Darrell Akune is a partner at Northshore Windows, which has been operating on the North Shore since 2004. He says the physical window product is only half the equation when it comes to saving on utilities.
Akune advises homeowners to research installation methods when choosing a window company. A few extra dollars spent on labour could save money in the long run, especially in the notoriously damp Pacific Northwest.
Within the window replacement industry, retrofit (also known as reno-flange) products are popular, but something the team at Northshore Windows tries to avoid.
"It's a window that was designed basically to allow for quite a simple installation," says Akune. "The downside to it is that it's difficult to seal it."
Akune explains that reno-flange windows are sealed to the pre-existing frame with a bit of caulking. "We steer completely away from that style of replacement just because it is impossible to be 100 per cent sure that you've sealed it completely," he says.
Akune prefers "new construction" windows.
They require more labour to install because of the carpentry work involved, but Akune says the result is a tight seal.
There are three energy-saving components that Akune says he includes in every window quote.
The first involves filling the space between a double-paned window with argon gas. This improves the thermal efficiency of the sealed glass unit, he says.
The second component involves the material of the spacer bar that separates the two panels. Akune stays away from the traditionally used aluminum because it conducts temperature and can result in condensation around the perimeter of the glass when it's cold outside. The third energy-efficient element is the application of a low-emissivity film to the surface of the glass. "The Low-E blocks ultra-violet rays so it's a really effective component for summertime at reducing heat coming in," says Akune, adding that the coating also helps retain indoor heat in winter.
So how do you know when it's time to replace or upgrade your windows? If you have wooden frames, a simple visual inspection will reveal rotting wood or bubbling paint. With newer double-paned windows, condensation or fogging between the glass is a warning sign.
"That indicates the seal of the unit has been compromised so warm, moist air is able to get in and then it condenses inside the glass," says Akune. Excessive condensation on the interior of the glass may indicate the window is not very efficient. Northshore Windows receives a rash of phone calls from chilly residents after the first cold snap of the year. "They'll describe what feels like a draft
coming in, but really it's just the cold surface temperature of the glass," says Akune.

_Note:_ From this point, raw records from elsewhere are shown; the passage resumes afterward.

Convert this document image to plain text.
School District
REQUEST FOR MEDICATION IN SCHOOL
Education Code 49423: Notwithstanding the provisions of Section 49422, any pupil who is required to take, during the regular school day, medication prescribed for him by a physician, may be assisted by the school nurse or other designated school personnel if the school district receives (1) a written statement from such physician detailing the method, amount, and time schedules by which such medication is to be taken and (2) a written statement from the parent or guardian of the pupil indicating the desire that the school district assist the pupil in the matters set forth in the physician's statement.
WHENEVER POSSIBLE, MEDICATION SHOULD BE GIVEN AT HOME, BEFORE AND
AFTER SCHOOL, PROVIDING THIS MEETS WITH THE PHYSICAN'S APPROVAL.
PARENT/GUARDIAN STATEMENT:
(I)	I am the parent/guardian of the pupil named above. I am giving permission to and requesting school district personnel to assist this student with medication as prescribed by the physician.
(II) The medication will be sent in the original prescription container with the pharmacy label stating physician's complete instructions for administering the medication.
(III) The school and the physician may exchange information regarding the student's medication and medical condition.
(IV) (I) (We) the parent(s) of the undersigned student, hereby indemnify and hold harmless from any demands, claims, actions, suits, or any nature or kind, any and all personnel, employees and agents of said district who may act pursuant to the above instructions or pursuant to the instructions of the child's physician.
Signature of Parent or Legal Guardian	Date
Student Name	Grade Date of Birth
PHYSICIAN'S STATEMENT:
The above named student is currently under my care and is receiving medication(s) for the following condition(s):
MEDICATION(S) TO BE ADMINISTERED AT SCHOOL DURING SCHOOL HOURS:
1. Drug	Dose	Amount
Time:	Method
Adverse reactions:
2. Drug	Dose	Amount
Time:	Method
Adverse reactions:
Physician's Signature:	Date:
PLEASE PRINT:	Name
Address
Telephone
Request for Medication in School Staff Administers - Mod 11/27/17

Things don't change too rapidly in the window industry, but new products do occasionally come on the market, says Akune. For example, fibreglass window frames are now a popular option among homeowners who want a premium-looking window without the upkeep that comes with wood. Some opt for hybrid frames, which consist of a fibreglass exterior and esthetically pleasing wood interior. Whatever the product, Akune reiterates the importance of researching installation methods to ensure windows perform their best.